Teachers, parents face ‘a new normal’ with e-learning

Izah Azahari

The first day of the new school term came into session virtually all over the country yesterday in the Ministry of Education’s (MoE) efforts to tackle the spread of the COVID-19 pandemic in the Sultanate for the health and safety of students through online platforms such as e-mail, Google Docs, WhatsApp, video conferences, Microsoft Teams, social media platforms or telecommunication applications, along with the provision of home-pack learning for those without access to the Internet or devices.

With this new method of teaching only coming in its trial phase, many teachers and parents found a number of difficulties ranging from the unavailability of access to the Internet, financial difficulties in providing children with devices, not having much knowledge of ICT for students and parents alike, as well as time constraints for parents who do not have the option of working from home despite the current situation.

A Social Studies teacher from Muda Hashim Secondary School in Tutong, Norlehaniwati binti Haji Bakir said preparing for online lessons is a different experience as in a real classroom setting, she would be able to control what she is teaching whether it is the lesson or the students.

Going online has seen about 80 to 90 students missing their lessons because they cannot go online, low mobile data and no knowledge on how to go online among others.

“I use Google Classroom as my online tool. I prepared a study pack earlier on for each of my students as a manual tool for them to study at home so they will not be left out or miss any of my lessons,” said Norlehaniwati. “Going online is something new for both teachers and students in Brunei.”

Meanwhile, a Psychology teacher from Duli Pengiran Muda Al-Muhtadee Billah College Nor Masitiamalina binti Haji Suhaini said considering the circumstances, it is best to conduct online lessons as social distancing should be prioritised to flatten the COVID-19 curve.

“I need to find virtual ways to achieve control and to monitor students’ learning developments. It’s just that for now, it may take time for me to get used to this kind of virtual teaching environment,” said Nor Masitiamalina.

An online class in session. PHOTO: RAHWANI ZAHARI

As she is not that tech-savvy, the teacher said her skills in conducting online classes are quite limited, and for the very first time, she was exploring a number of software applications to find one that is fitting to her teaching style within a span of two weeks.

“I need to think about the welfare of my students as well – making adjustments to these online lessons so that it could support all students in their learning developments,” she added.

Another government secondary school teacher who requested for anonymity said two weeks of lesson preparation, planning, mock executions went by quickly and she found confused colleagues, a disgruntled husband, excited family members, reluctant friends and even ‘Please-Cher-I-Just-Woke-Up’ students.

“It used up Internet data and overshot the set quota.
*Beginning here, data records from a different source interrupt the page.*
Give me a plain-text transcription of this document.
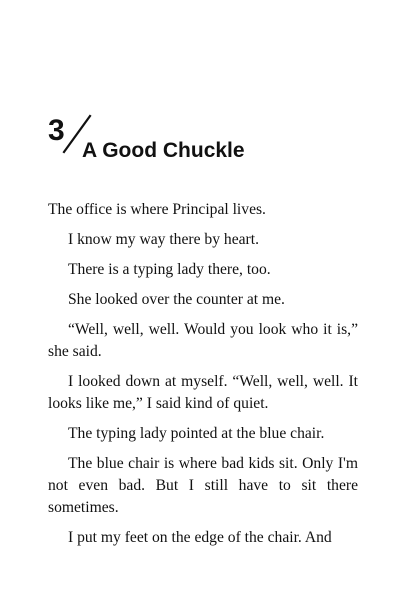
3
A Good Chuckle

The office is where Principal lives.

I know my way there by heart.

There is a typing lady there, too.

She looked over the counter at me.

“Well, well, well. Would you look who it is,” she said.

I looked down at myself. “Well, well, well. It looks like me,” I said kind of quiet.

The typing lady pointed at the blue chair.

The blue chair is where bad kids sit. Only I'm not even bad. But I still have to sit there sometimes.

I put my feet on the edge of the chair. And
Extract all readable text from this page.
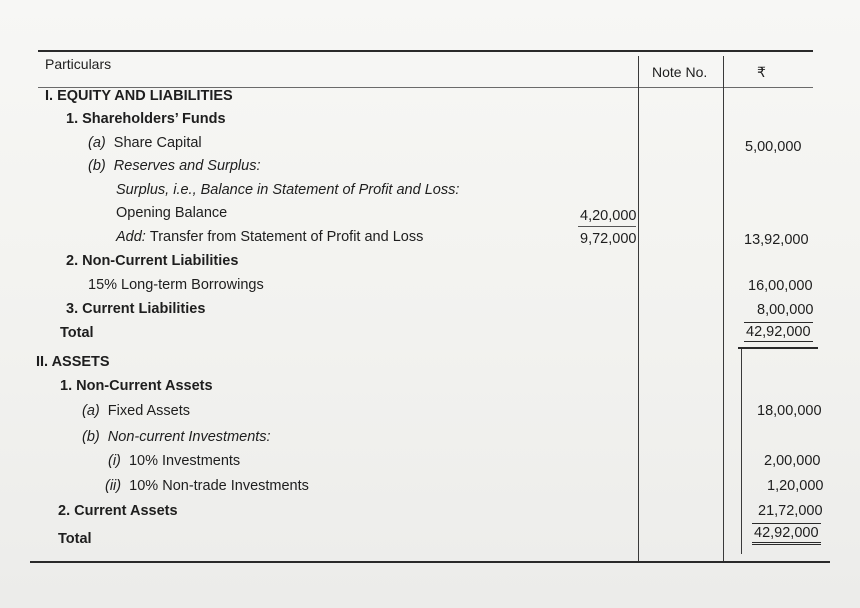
Particulars	Note No.	₹
I. EQUITY AND LIABILITIES
1. Shareholders’ Funds
(a) Share Capital	5,00,000
(b) Reserves and Surplus:
Surplus, i.e., Balance in Statement of Profit and Loss:
Opening Balance	4,20,000
Add: Transfer from Statement of Profit and Loss	9,72,000	13,92,000
2. Non-Current Liabilities
15% Long-term Borrowings	16,00,000
3. Current Liabilities	8,00,000
Total	42,92,000
II. ASSETS
1. Non-Current Assets
(a) Fixed Assets	18,00,000
(b) Non-current Investments:
(i) 10% Investments	2,00,000
(ii) 10% Non-trade Investments	1,20,000
2. Current Assets	21,72,000
Total	42,92,000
I stayed up all night to tweak lessons, ensuring we won’t miss out on anything that a normal classroom setting would easily fix, preparing take-home study packs, pre-recording our teaching as an effort to make sure no student is left behind, while some teachers have spent over hundreds of dollars for the sake of continuity,” she added. “It’s a new territory for most of us – educators and parents or guardians alike.”

The teacher added that for the sake of the nation, everyone should play a part.

Parent of a primary school student Syazana binti Haji Ramli said the first day was a disaster for her as teachers provided timetables as per normal, but had not allocated specific times for each class which caused confusion as to whether the classes would be in the morning or afternoon session.

“I understand that we are still in the early phase of this method of learning, and even though we were thrust into it with what is currently happening, I hope we will get through it,” said Syazana.

She added that it can be overwhelming especially with younger children to look after on top of doing chores and working from home, where the online learning adds a new level of stress, but she understands that there will be trials and errors which highlight the need to work together to progress towards a new normal of online learning.

Parent of a Year 4 student said her daughter started with the online learning for her ballet and Kumon since the end of last week. She added that she had work from home on Saturday, but was back in the office yesterday as they take turns according to their schedule.

She added that it is difficult when the e-learning class is during working hours and parents are not at home as not all children know how to use devices or to key in the meeting numbers and the like. However, she believes that the home-pack learning hardcopies will help as she would still ask for them from her children’s class teacher because she still prefers it to avoid the children from going to unnecessary or unwanted sites when they are not under parent supervision.

Meanwhile, father of a Kindergarten 3 student from a private school welcomed online learning as many parents now are urged to work from home, where he jokingly added that this is parenting 4.0 in welcoming digitalization.